We were seeing some real slowness in the queries in our new ES 6.1.2 cluster. In order to understand more, we started running Rally Geoname test bed to get some performance benchmark of the cluster
The test results shows the querying is pretty slow.
Here is our test configuration that is run on AWS
|Elastic Search Version|6.1.2|
Master Node = 3 (r4.large)
Data Node = 3 (i3.2xlarge)
|Front Node = 1 (r4.2xlarge) == rally host
Rally Test Car - Geonames
java version "1.8.0_161"
Summary/Our Analysis of the data
- We ran the same rally tests on the 2.4 ES version legacy 3 data node cluster using the same hardware in AWS, Our 2.x rally tests performed way better than 6.x cluster
- We also ran the same rally tests on 1 data node 6.1.2 cluster. We found the performance numbers in 1 data node 6.1.2 cluster is way better than 3 data node 6.1.2 cluster, but poorer than 2.4 cluster
- For the country_aggregrate uncached numbers, there is a huge difference between latency and service time. We checked the CPU utilization and all the system metrics. CPU utilization is hovering only around 40-50%.
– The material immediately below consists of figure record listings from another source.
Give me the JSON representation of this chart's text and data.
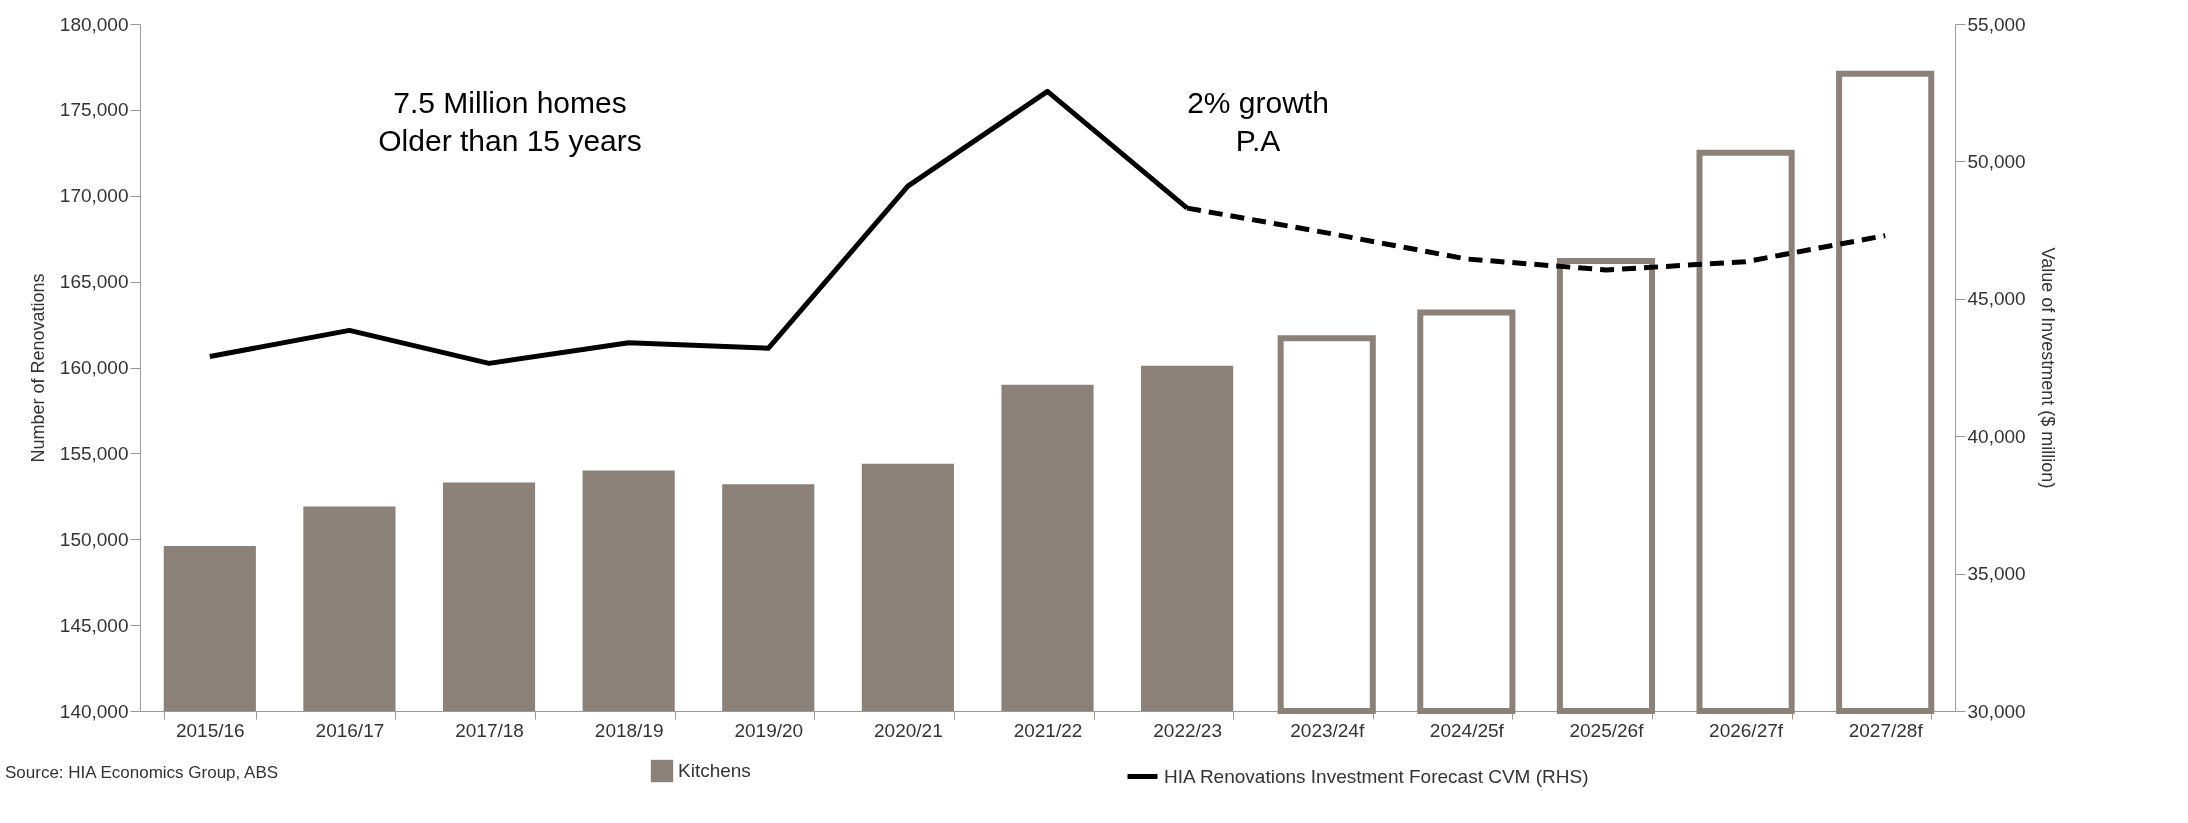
{
  "chart_data": {
    "type": "bar",
    "categories": [
      "2015/16",
      "2016/17",
      "2017/18",
      "2018/19",
      "2019/20",
      "2020/21",
      "2021/22",
      "2022/23",
      "2023/24f",
      "2024/25f",
      "2025/26f",
      "2026/27f",
      "2027/28f"
    ],
    "series": [
      {
        "name": "Kitchens",
        "color": "#8b8178",
        "values": [
          149600,
          151900,
          153300,
          154000,
          153200,
          154400,
          159000,
          160100,
          null,
          null,
          null,
          null,
          null
        ]
      },
      {
        "color": "#8b8178",
        "values": [
          null,
          null,
          null,
          null,
          null,
          null,
          null,
          null,
          161700,
          163200,
          166200,
          172500,
          177100
        ]
      },
      {
        "name": "HIA Renovations Investment Forecast CVM (RHS)",
        "type": "line",
        "axis": "y2",
        "color": "#000000",
        "line_style": "solid",
        "values": [
          42900,
          43850,
          42650,
          43400,
          43200,
          49100,
          52550,
          48300,
          null,
          null,
          null,
          null,
          null
        ]
      },
      {
        "type": "line",
        "axis": "y2",
        "color": "#000000",
        "line_style": "dashed",
        "values": [
          null,
          null,
          null,
          null,
          null,
          null,
          null,
          48300,
          47400,
          46450,
          46050,
          46350,
          47300
        ]
      }
    ],
    "ylabel": "Number of Renovations",
    "y2label": "Value of Investment ($ million)",
    "ylim": [
      140000,
      180000
    ],
    "yticks": [
      {
        "value": 140000,
        "label": "140,000"
      },
      {
        "value": 145000,
        "label": "145,000"
      },
      {
        "value": 150000,
        "label": "150,000"
      },
      {
        "value": 155000,
        "label": "155,000"
      },
      {
        "value": 160000,
        "label": "160,000"
      },
      {
        "value": 165000,
        "label": "165,000"
      },
      {
        "value": 170000,
        "label": "170,000"
      },
      {
        "value": 175000,
        "label": "175,000"
      },
      {
        "value": 180000,
        "label": "180,000"
      }
    ],
    "y2lim": [
      30000,
      55000
    ],
    "y2ticks": [
      {
        "value": 30000,
        "label": "30,000"
      },
      {
        "value": 35000,
        "label": "35,000"
      },
      {
        "value": 40000,
        "label": "40,000"
      },
      {
        "value": 45000,
        "label": "45,000"
      },
      {
        "value": 50000,
        "label": "50,000"
      },
      {
        "value": 55000,
        "label": "55,000"
      }
    ],
    "annotations": [
      "7.5 Million homes\nOlder than 15 years",
      "2% growth\nP.A",
      "Source: HIA Economics Group, ABS"
    ],
    "legend": "bottom",
    "grid": false
  }
}
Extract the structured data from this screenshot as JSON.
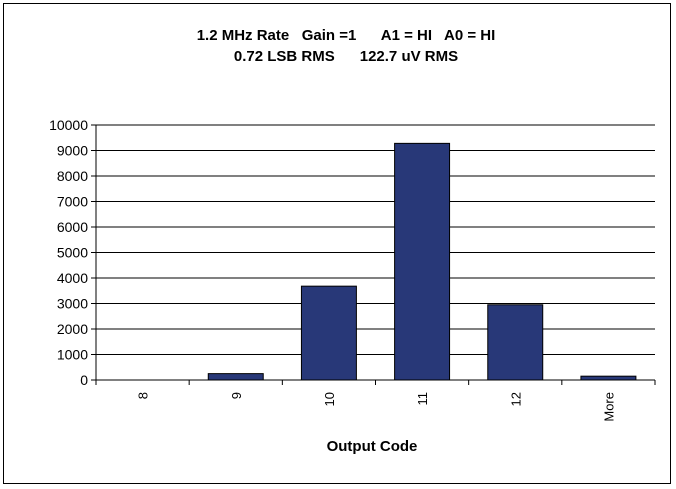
{
  "chart_data": {
    "type": "bar",
    "title": "1.2 MHz Rate   Gain =1      A1 = HI   A0 = HI",
    "subtitle": "0.72 LSB RMS      122.7 uV RMS",
    "xlabel": "Output Code",
    "ylabel": "",
    "categories": [
      "8",
      "9",
      "10",
      "11",
      "12",
      "More"
    ],
    "values": [
      0,
      250,
      3680,
      9280,
      2950,
      150
    ],
    "ylim": [
      0,
      10000
    ],
    "yticks": [
      0,
      1000,
      2000,
      3000,
      4000,
      5000,
      6000,
      7000,
      8000,
      9000,
      10000
    ],
    "grid": true,
    "legend": "none",
    "bar_color": "#283878"
  }
}
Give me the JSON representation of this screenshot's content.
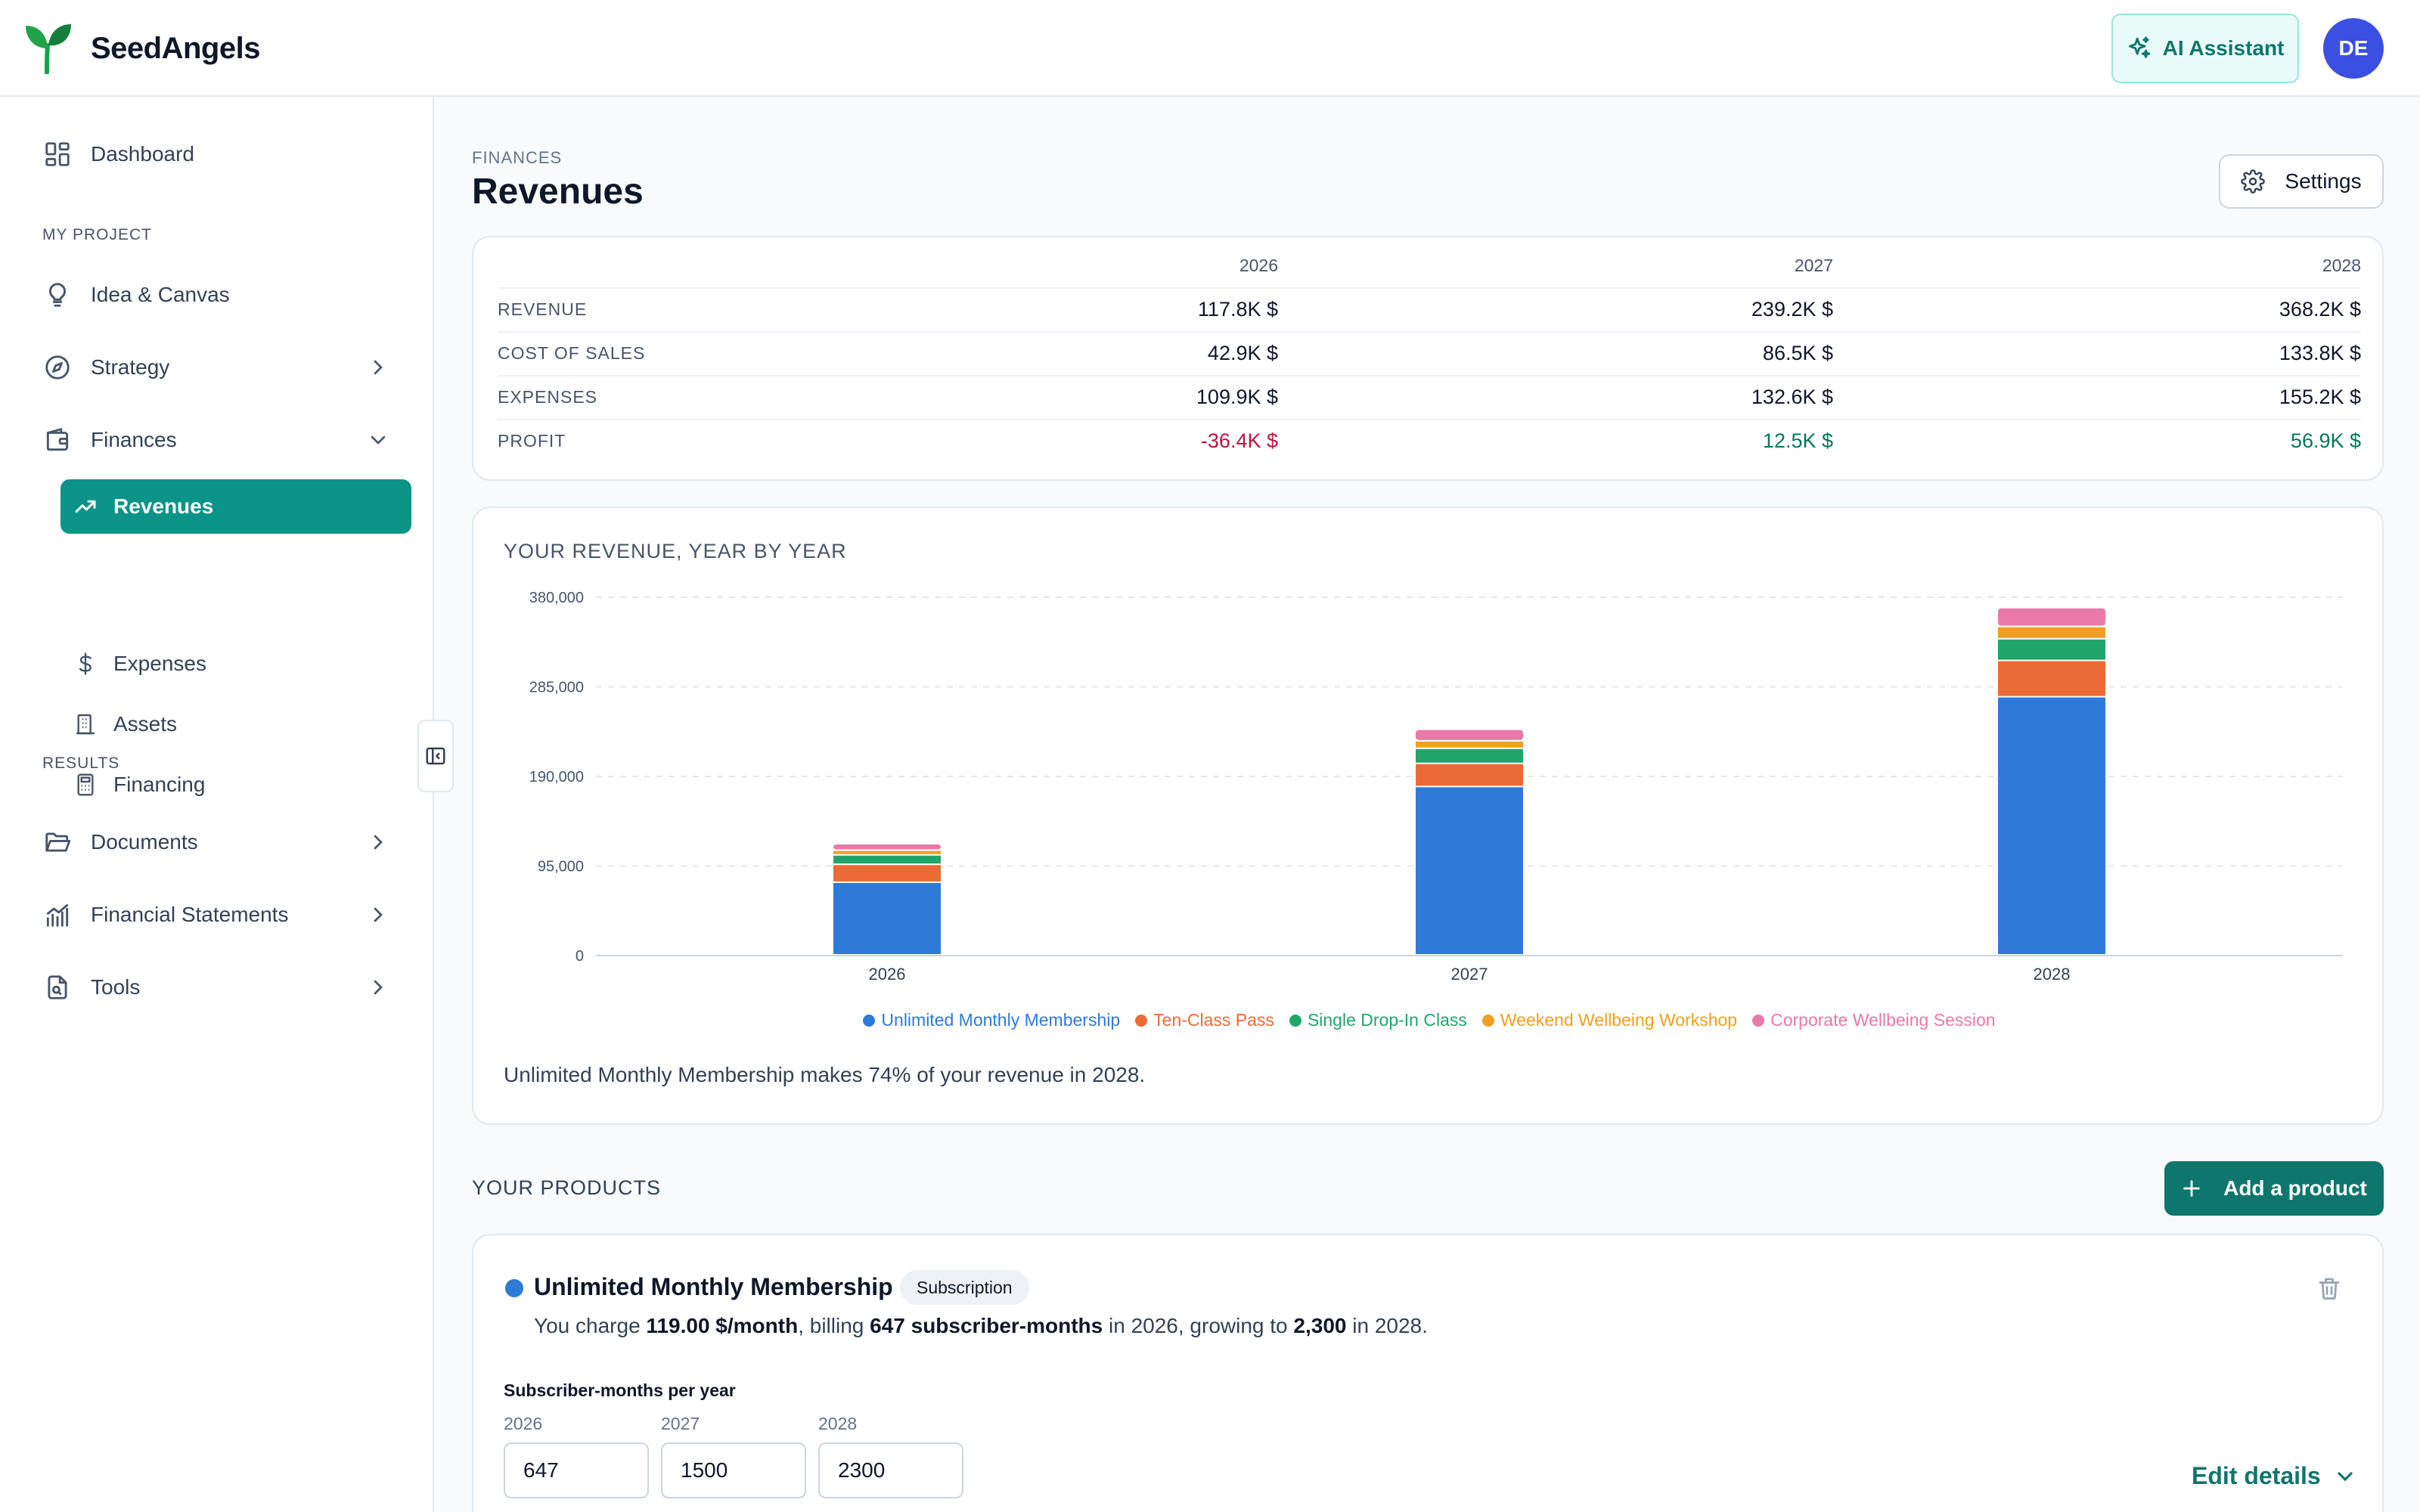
{
  "app": {
    "name": "SeedAngels",
    "ai_assistant_label": "AI Assistant",
    "avatar_initials": "DE",
    "accent_color": "#0d9488"
  },
  "sidebar": {
    "dashboard": "Dashboard",
    "section_project": "MY PROJECT",
    "idea_canvas": "Idea & Canvas",
    "strategy": "Strategy",
    "finances": "Finances",
    "revenues": "Revenues",
    "expenses": "Expenses",
    "assets": "Assets",
    "financing": "Financing",
    "section_results": "RESULTS",
    "documents": "Documents",
    "financial_statements": "Financial Statements",
    "tools": "Tools"
  },
  "page": {
    "breadcrumb": "FINANCES",
    "title": "Revenues",
    "settings_label": "Settings"
  },
  "summary": {
    "years": [
      "2026",
      "2027",
      "2028"
    ],
    "rows": [
      {
        "label": "REVENUE",
        "values": [
          "117.8K $",
          "239.2K $",
          "368.2K $"
        ],
        "tones": [
          "",
          "",
          ""
        ]
      },
      {
        "label": "COST OF SALES",
        "values": [
          "42.9K $",
          "86.5K $",
          "133.8K $"
        ],
        "tones": [
          "",
          "",
          ""
        ]
      },
      {
        "label": "EXPENSES",
        "values": [
          "109.9K $",
          "132.6K $",
          "155.2K $"
        ],
        "tones": [
          "",
          "",
          ""
        ]
      },
      {
        "label": "PROFIT",
        "values": [
          "-36.4K $",
          "12.5K $",
          "56.9K $"
        ],
        "tones": [
          "neg",
          "pos",
          "pos"
        ]
      }
    ]
  },
  "chart": {
    "note": "Unlimited Monthly Membership makes 74% of your revenue in 2028."
  },
  "chart_data": {
    "type": "bar",
    "stacked": true,
    "title": "YOUR REVENUE, YEAR BY YEAR",
    "categories": [
      "2026",
      "2027",
      "2028"
    ],
    "ylim": [
      0,
      380000
    ],
    "yticks": [
      0,
      95000,
      190000,
      285000,
      380000
    ],
    "ytick_labels": [
      "0",
      "95,000",
      "190,000",
      "285,000",
      "380,000"
    ],
    "grid": true,
    "legend_position": "bottom",
    "series": [
      {
        "name": "Unlimited Monthly Membership",
        "color": "#2f7ad9",
        "values": [
          77000,
          178500,
          273700
        ]
      },
      {
        "name": "Ten-Class Pass",
        "color": "#ec6a36",
        "values": [
          19000,
          24500,
          38500
        ]
      },
      {
        "name": "Single Drop-In Class",
        "color": "#22a56a",
        "values": [
          10000,
          16000,
          23000
        ]
      },
      {
        "name": "Weekend Wellbeing Workshop",
        "color": "#f0a020",
        "values": [
          5000,
          8000,
          13000
        ]
      },
      {
        "name": "Corporate Wellbeing Session",
        "color": "#e879a8",
        "values": [
          6800,
          12200,
          20000
        ]
      }
    ]
  },
  "products": {
    "section_label": "YOUR PRODUCTS",
    "add_label": "Add a product",
    "items": [
      {
        "name": "Unlimited Monthly Membership",
        "badge": "Subscription",
        "dot_color": "#2f7ad9",
        "desc_you_charge": "You charge ",
        "price": "119.00 $/month",
        "desc_billing": ", billing ",
        "qty_start": "647 subscriber-months",
        "desc_in_growing": " in 2026, growing to ",
        "qty_end": "2,300",
        "desc_in_end": " in 2028.",
        "field_title": "Subscriber-months per year",
        "years": [
          "2026",
          "2027",
          "2028"
        ],
        "inputs": [
          "647",
          "1500",
          "2300"
        ],
        "edit_label": "Edit details"
      }
    ]
  }
}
- We have run these tests multiple time over the last 1 week and found the results from rally are consistent.
- We are running the basic configuration with nothing much changed in the elastic search configuration for the 6.1.2 cluster.
I am attaching the part of the test results.
Any pointers or thoughts on what might be going on in our cluster. We are migrating our users from 2.4 to 6.1.2 and want to get a good handle before we roll everyone to new cluster and shut down the old cluster.